Pour commencer, prenez une fiole de cellules de fibroblastes en culture, enduisez une plaque de culture cellulaire de 10 centimètres adaptée à la culture de CSPhi avec quatre millilitres de solution d’enrobage à froid par plaque et incuber la plaque pendant une heure à 37 degrés Celsius. Ensuite, retirez le média des fibroblastes et lavez-les avec quatre millilitres de PBS préchauffé par flacon. Aspirer le PBS et associer les fibroblastes à quatre millilitres de trypsine-EDTA par fiole en incubant pendant cinq à sept minutes à 37 degrés Celsius.
Surveillez le détachement des cellules à l’aide d’un microscope à contraste de phase et, si nécessaire, tapotez contre le côté du flacon pour détacher les cellules de la surface en plastique. Transférer les cellules détachées dans un tube conique de 50 millilitres et laver les flacons vides avec six millilitres de milieu fibroblastique préchauffé. Recueillir et mettre en commun les cellules restantes dans le tube conique.
Ensuite, centrifugez les cellules à 200 g pendant cinq minutes à 20 degrés Celsius. Aspirer le surnageant et remettre en suspension la pastille de cellule dans trois millilitres de PBS frais et préchauffé. Comptez les cellules, transférez 1,5 fois 10 aux sixièmes fibroblastes dans un nouveau tube conique et remplissez de PBS jusqu’à la marque de cinq millimètres.
Centrifuger le tube à 200 g pendant cinq minutes à 20 degrés Celsius. Jeter le surnageant, remettre en suspension la pastille de cellule dans cinq millilitres de milieu d’électroporation et centrifuger à nouveau. En attendant, aspirez la solution d’enrobage de la plaque de culture cellulaire enduite de 10 centimètres et ajoutez sept millilitres de milieu fibroblastique préchauffé.

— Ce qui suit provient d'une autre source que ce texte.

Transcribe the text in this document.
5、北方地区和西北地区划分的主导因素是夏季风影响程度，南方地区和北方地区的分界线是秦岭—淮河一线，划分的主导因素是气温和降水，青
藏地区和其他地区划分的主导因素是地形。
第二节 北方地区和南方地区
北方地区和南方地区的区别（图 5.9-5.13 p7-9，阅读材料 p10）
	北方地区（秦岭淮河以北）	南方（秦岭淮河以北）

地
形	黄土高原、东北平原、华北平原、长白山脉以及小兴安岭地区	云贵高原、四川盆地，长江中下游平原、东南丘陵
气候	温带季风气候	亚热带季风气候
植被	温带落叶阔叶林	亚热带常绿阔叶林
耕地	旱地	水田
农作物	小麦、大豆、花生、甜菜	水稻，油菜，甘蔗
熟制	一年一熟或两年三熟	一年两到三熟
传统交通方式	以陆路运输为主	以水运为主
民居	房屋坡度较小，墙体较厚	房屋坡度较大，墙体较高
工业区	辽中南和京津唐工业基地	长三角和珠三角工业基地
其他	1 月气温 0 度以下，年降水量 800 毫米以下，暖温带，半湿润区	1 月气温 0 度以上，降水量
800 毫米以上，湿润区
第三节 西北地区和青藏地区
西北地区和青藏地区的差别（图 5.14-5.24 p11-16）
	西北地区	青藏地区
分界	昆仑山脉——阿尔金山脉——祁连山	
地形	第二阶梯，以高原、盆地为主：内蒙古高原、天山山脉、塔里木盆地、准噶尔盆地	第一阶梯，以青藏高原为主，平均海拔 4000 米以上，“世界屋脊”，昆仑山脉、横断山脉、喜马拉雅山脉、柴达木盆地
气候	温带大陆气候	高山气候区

À la fin de la centrifugation, jeter le surnageant et remettre en suspension la pastille de cellule dans un milieu d’électroporation avec une concentration de 1,5 fois 10 aux sixièmes cellules dans 250 microlitres. Transférer la suspension cellulaire de 250 microlitres dans une cuvette d’électroporation avec une distance d’intervalle de quatre millimètres. Ensuite, préparez un mélange de transfection plasma en ajoutant quatre microgrammes de chaque plasmide à un volume total de 50 microlitres de milieu d’électroporation.
Transférer le mélange de transfection dans la cuvette, mélanger doucement en agitant et électroporer avec une impulsion à 280 volts. Enfin, transférez 150 microlitres de fibroblastes électroporés dans la plaque de culture cellulaire préparée de 10 centimètres. Agiter la plaque trois fois dans toutes les directions pour répartir les cellules, et incuber pendant la nuit.
Les fibroblastes sont présents dans un long phénotype en forme de fuseau, de la taille de 150 à 300 nanomètres. Après reprogrammation, des colonies avec des hiPSC de 50 micromètres se produisent présentant des bordures distinctes. Les CSPhi se distinguent par un rapport noyaux/corps élevé et un taux de prolifération accru.